Seth Walder’s piece at NewYorkDailyNews.com, New NCAA rules will require incoming athletes to meet higher academic standards to play a Division I sport in college, sheds light on the positive step the NCAA is making toward increasing eligibility requirements for 2015 incoming freshmen who want to play Division I sports.
The current standards require a graduating senior to carry a minimum GPA of 2.0 or higher, coupled with an SAT score of 1010 and an ACT sum score of 86. Walder reports that the NCAA sliding scale also reports a graduating student with a GPA of 2.5 would need an SAT of 820 or higher and ACT of 68 or higher. As the GPA goes up, the needed score for either test (SAT or ACT) goes down, thus, the term “sliding scale.”
The 2015 guidelines increase that expectation to an SAT score of 1000 or higher for the same 2.5 GPA. ACT scores were not reported in the NY Daily News piece; however, I think it is safe to assume that this will increase proportionately.
With all the publicity given to college athletes being just that, (rather than the preferred student-athlete), the “basket-weaving” course loads they are accused of taking, and poor student-athlete graduation rates at too many universities, it is very good to see the NCAA moving in this direction. In this case, change is good, really good.
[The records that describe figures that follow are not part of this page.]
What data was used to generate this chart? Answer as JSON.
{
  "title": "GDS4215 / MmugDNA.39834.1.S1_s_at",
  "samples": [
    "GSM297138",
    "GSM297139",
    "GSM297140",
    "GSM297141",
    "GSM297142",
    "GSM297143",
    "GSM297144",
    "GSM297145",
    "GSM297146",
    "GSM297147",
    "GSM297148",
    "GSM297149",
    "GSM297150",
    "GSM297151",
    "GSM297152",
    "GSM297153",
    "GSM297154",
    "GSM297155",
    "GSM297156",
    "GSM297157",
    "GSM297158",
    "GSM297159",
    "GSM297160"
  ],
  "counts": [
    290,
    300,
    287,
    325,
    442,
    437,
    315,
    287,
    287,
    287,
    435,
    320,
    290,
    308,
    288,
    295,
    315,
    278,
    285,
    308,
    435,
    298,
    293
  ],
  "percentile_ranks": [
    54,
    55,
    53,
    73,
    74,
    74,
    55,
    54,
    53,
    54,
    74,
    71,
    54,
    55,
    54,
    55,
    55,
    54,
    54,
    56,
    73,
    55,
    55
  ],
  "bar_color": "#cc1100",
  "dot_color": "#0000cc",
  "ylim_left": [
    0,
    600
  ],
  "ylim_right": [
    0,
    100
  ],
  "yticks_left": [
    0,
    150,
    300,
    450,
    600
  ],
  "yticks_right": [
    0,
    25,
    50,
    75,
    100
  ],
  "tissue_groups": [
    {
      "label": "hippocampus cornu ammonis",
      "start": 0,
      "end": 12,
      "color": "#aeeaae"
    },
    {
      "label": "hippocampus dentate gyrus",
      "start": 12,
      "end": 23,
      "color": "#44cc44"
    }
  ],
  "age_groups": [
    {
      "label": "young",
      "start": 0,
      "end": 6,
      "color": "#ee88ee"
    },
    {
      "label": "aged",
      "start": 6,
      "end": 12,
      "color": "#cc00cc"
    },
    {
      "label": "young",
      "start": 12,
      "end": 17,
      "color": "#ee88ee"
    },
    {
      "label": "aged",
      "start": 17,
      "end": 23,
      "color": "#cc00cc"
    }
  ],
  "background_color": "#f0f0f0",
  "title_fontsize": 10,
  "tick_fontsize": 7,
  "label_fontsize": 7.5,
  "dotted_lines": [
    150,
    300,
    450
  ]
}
I have one more suggestion.
One that will take a concerted effort and change in philosophy by all involved. If we could get high schools, and even junior high schools to increase their academic standards for athletes so as to enhance the chances the student athletes under their direction will be able to meet college Division I standards, get elementary schools to use this as a means to help motivate their pupils to higher levels of classroom performance, and, lastly, get ALL professional sports to adopt a policy where playing professionally is contingent on successful college completion, then we might actually make a difference.
High academic expectations need to start at a time when youth can be influenced, when behavior can be molded, when the importance of doing well in school is implanted at a young enough age so that it becomes a foundation, a choice by the student themselves.
It is possible. It is just extremely difficult because of all who would have to jump on board the “school is important” train rather than the “money” train young adult athletes seem to grab onto as they all see themselves going “pro.”
However…nothing truly worthwhile was ever easy, now was it?